You are correct in your assessment that each thread is (probably) working with its own queue, since you are creating a queue in the constructor of your Callable. (It's actually very weird to have a Callable<Void> -- isn't that just a Runnable?)
There are other problems there, for example, the fact that you're working with a queue that isn't thread-safe, or the fact that your code won't compile as it is written.

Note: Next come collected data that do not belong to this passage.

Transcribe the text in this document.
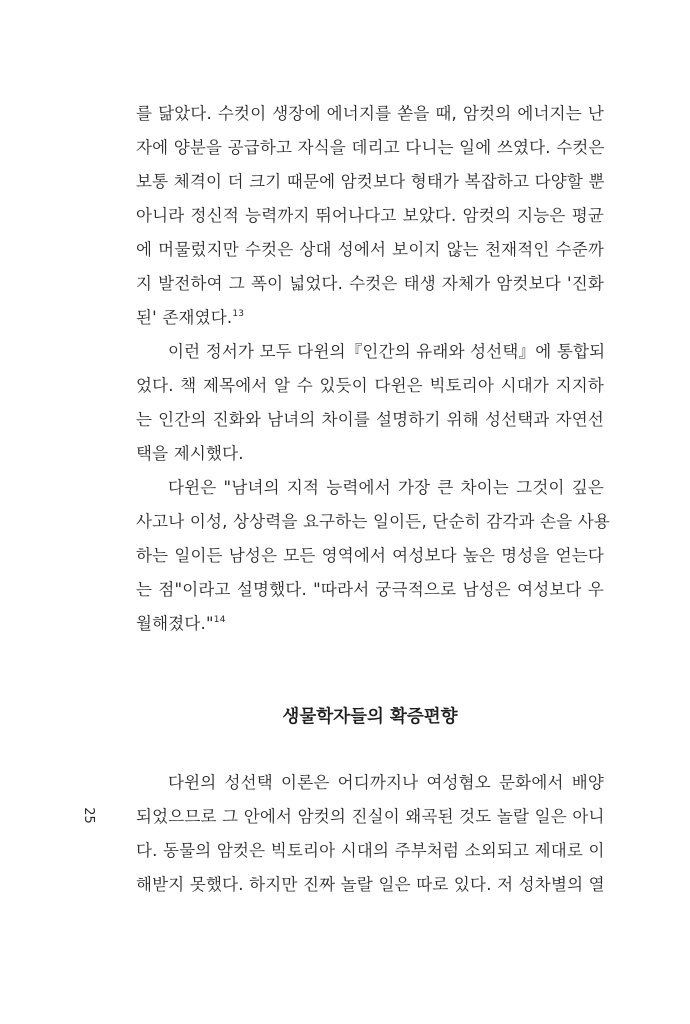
를 닮았다. 수컷이 생장에 에너지를 쏟을 때, 암컷의 에너지는 난
자에 양분을 공급하고 자식을 데리고 다니는 일에 쓰였다. 수컷은
보통 체격이 더 크기 때문에 암컷보다 형태가 복잡하고 다양할 뿐
아니라 정신적 능력까지 뛰어나다고 보았다. 암컷의 지능은 평균
에 머물렀지만 수컷은 상대 성에서 보이지 않는 천재적인 수준까
지 발전하여 그 폭이 넓었다. 수컷은 태생 자체가 암컷보다 '진화
된' 존재였다.$^{13}$
이런 정서가 모두 다윈의『인간의 유래와 성선택』에 통합되
었다. 책 제목에서 알 수 있듯이 다윈은 빅토리아 시대가 지지하
는 인간의 진화와 남녀의 차이를 설명하기 위해 성선택과 자연선
택을 제시했다.
다윈은 "남녀의 지적 능력에서 가장 큰 차이는 그것이 깊은
사고나 이성, 상상력을 요구하는 일이든, 단순히 감각과 손을 사용
하는 일이든 남성은 모든 영역에서 여성보다 높은 명성을 얻는다
는 점"이라고 설명했다. "따라서 궁극적으로 남성은 여성보다 우
월해졌다."$^{14}$
생물학자들의 확증편향
다윈의 성선택 이론은 어디까지나 여성혐오 문화에서 배양
되었으므로 그 안에서 암컷의 진실이 왜곡된 것도 놀랄 일은 아니
다. 동물의 암컷은 빅토리아 시대의 주부처럼 소외되고 제대로 이
해받지 못했다. 하지만 진짜 놀랄 일은 따로 있다. 저 성차별의 열
25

The important question, though, is do you really need to explicitly create a queue in the first place? Why not have an ExecutorService to which you submit your Callables (or Runnables if you decide to make that switch): Pass a reference to the executor into your Callables, and they can add new Callables to the executor's queue of tasks to run. No need to reinvent the wheel.
For example:
static class process_threaded implements Runnable {
// Reference to an executor
private final ExecutorService exec;
// Reference to the job counter
private final AtomicInteger jobCounter;
// Request to process
private queue_class request;
process_threaded( ExecutorService exec, AtomicInteger counter, queue_class request) {
this.exec = exec;
this.jobCounter = counter;
this.jobCounter.incrementAndGet(); // Assuming that you will always
// submit the process_threaded to
// the executor if you create it.
this.request = request;
}
public run() {
//get work and process **request**, if it work great then the solution goes elsewhere
//otherwise, depending on the data, its either discarded or parts of are added back to the executor
exec.submit( new process_threaded( exec, new queue_class(k, data_list) ) );
// Can do some more work
// Always run before returning: counter update and notify the launcher
synchronized(jobCounter){
jobCounter.decrementAndGet();
jobCounter.notifyAll();
}
}
}
Edit:
To solve your problem of when to shut down the executor, I think the simplest solution is to have a job counter, and shutdown when it reaches 0. For thread-safety an AtomicInteger is probably the best choice. I added some code above to incorporate the change. Then your launching code would look something like this:
void theLauncher() {
AtomicInteger jobCounter = new AtomicInteger( 0 );
ExecutorService exec = Executors.newFixedThreadPool( Runtime.getRuntime().availableProcesses());
exec.submit( new process_threaded( exec, jobCounter, someProcessRequest ) );
// Can submit some other things here of course...
// Wait for jobs to complete:
for(;;jobCounter.get() > 0){
synchronized( jobCounter ){ // (I'm not sure if you have to have the synchronized block, but I think this is safer.
if( jobCounter.get() > 0 )
jobCounter.wait();
}
}
// Now you can shutdown:
exec.shutdown();
}
Don't reinvent the wheel! How about using ConcurrentLinkedQueue? From the javadocs:
An unbounded thread-safe queue based on linked nodes. This queue orders elements FIFO (first-in-first-out). The head of the queue is that element that has been on the queue the longest time. The tail of the queue is that element that has been on the queue the shortest time. New elements are inserted at the tail of the queue, and the queue retrieval operations obtain elements at the head of the queue. A ConcurrentLinkedQueue is an appropriate choice when many threads will share access to a common collection.